Of particular note was the Que Hee brothers who owned a fruit and vegetable shop on the corner of Bourbong and Walla Sts and specialised in the sale of fireworks leading up to Guy Fawkes Night.

The Que Hee name is still remembered in Bundaberg with a street named after the brothers, and the grave of Yen See Que Hee (1868-1927) at Bundaberg General Cemetery.

Chinese names mentioned in early Bundaberg history include Kwong Fat, Peter Mew, Willy Yick, Tommy Ping, Yip Gee, Billy Lee King, Davie See Chin, Chan Bun Yung, Ah Why and Ah Gong.

The Library Heritage Team's search of the records at the National Archives turned up many references to workers, farm labourers and gardeners in Bundaberg from the 1880s onwards.

In the early days of the Bundaberg Cemetery, burials of Chinese, South Sea Islanders and other denominations were situated in the far part of the cemetery, in a section called PSA (Portion Set Aside).

The people who are buried here have no headstones, just a listing on the cemetery records of a name and a date.
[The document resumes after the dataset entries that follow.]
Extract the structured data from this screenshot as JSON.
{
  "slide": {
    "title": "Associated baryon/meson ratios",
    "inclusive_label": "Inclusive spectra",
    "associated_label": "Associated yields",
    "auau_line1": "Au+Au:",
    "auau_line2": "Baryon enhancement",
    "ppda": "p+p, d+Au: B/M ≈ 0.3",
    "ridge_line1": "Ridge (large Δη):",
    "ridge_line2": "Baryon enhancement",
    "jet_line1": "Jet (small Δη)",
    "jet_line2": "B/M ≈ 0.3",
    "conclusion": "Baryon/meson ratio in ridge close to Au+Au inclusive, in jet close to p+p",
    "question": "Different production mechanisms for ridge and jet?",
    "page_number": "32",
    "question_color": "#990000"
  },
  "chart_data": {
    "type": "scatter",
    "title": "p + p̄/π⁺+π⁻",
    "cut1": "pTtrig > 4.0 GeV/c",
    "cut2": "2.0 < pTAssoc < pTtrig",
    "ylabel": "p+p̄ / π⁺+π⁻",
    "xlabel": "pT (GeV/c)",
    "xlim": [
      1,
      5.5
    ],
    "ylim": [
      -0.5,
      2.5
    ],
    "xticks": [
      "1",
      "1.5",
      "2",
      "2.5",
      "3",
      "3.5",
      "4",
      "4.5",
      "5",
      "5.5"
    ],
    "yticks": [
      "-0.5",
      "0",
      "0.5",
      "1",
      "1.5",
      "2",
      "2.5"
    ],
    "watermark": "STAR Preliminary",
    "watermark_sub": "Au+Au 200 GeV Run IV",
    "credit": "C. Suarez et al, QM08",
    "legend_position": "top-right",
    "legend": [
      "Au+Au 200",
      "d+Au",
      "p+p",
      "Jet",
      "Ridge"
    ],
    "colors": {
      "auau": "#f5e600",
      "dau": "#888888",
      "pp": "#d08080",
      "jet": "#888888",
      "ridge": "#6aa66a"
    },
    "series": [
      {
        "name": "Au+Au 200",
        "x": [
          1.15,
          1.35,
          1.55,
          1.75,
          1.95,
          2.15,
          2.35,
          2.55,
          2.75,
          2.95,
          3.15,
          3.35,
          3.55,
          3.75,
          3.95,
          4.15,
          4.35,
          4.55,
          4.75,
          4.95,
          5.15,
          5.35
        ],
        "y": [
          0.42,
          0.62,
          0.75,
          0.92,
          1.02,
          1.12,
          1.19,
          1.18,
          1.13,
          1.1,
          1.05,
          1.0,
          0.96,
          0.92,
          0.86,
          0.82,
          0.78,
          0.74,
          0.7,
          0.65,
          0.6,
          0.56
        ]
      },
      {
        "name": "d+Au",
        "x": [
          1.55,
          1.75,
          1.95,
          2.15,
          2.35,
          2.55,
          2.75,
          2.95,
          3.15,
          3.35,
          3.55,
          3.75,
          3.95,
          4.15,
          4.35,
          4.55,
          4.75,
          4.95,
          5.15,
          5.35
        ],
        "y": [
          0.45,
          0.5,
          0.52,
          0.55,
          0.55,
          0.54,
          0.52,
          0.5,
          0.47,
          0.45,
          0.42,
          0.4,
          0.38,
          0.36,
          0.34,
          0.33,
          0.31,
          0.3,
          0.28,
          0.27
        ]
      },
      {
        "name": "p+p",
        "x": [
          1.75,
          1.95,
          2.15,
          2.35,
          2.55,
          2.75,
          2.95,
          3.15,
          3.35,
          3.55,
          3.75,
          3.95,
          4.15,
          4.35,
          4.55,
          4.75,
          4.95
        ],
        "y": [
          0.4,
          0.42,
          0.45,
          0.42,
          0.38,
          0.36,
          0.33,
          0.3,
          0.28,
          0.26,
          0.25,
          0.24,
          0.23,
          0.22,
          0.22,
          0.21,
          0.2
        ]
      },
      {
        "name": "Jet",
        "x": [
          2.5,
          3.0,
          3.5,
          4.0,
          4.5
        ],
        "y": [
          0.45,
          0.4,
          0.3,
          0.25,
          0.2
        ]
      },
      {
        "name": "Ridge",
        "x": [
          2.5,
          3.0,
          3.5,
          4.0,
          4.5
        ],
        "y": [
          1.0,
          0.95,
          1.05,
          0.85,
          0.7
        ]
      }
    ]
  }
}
As part of this year's Chinese New Year celebrations, residents can learn more about the region's Chinese history with a Chinese Heritage Cemetery Tour.

Tour guide and cemetery volunteer Rhonda Harris said the tour, from 6pm to 8pm on Friday provided an insight into the beginnings of Chinese culture in the region.

"It's actually a fascinating way to learn about a significant part of our region's history," Rhonda said.

"We not only talk about the graves and people but also Chinese customs."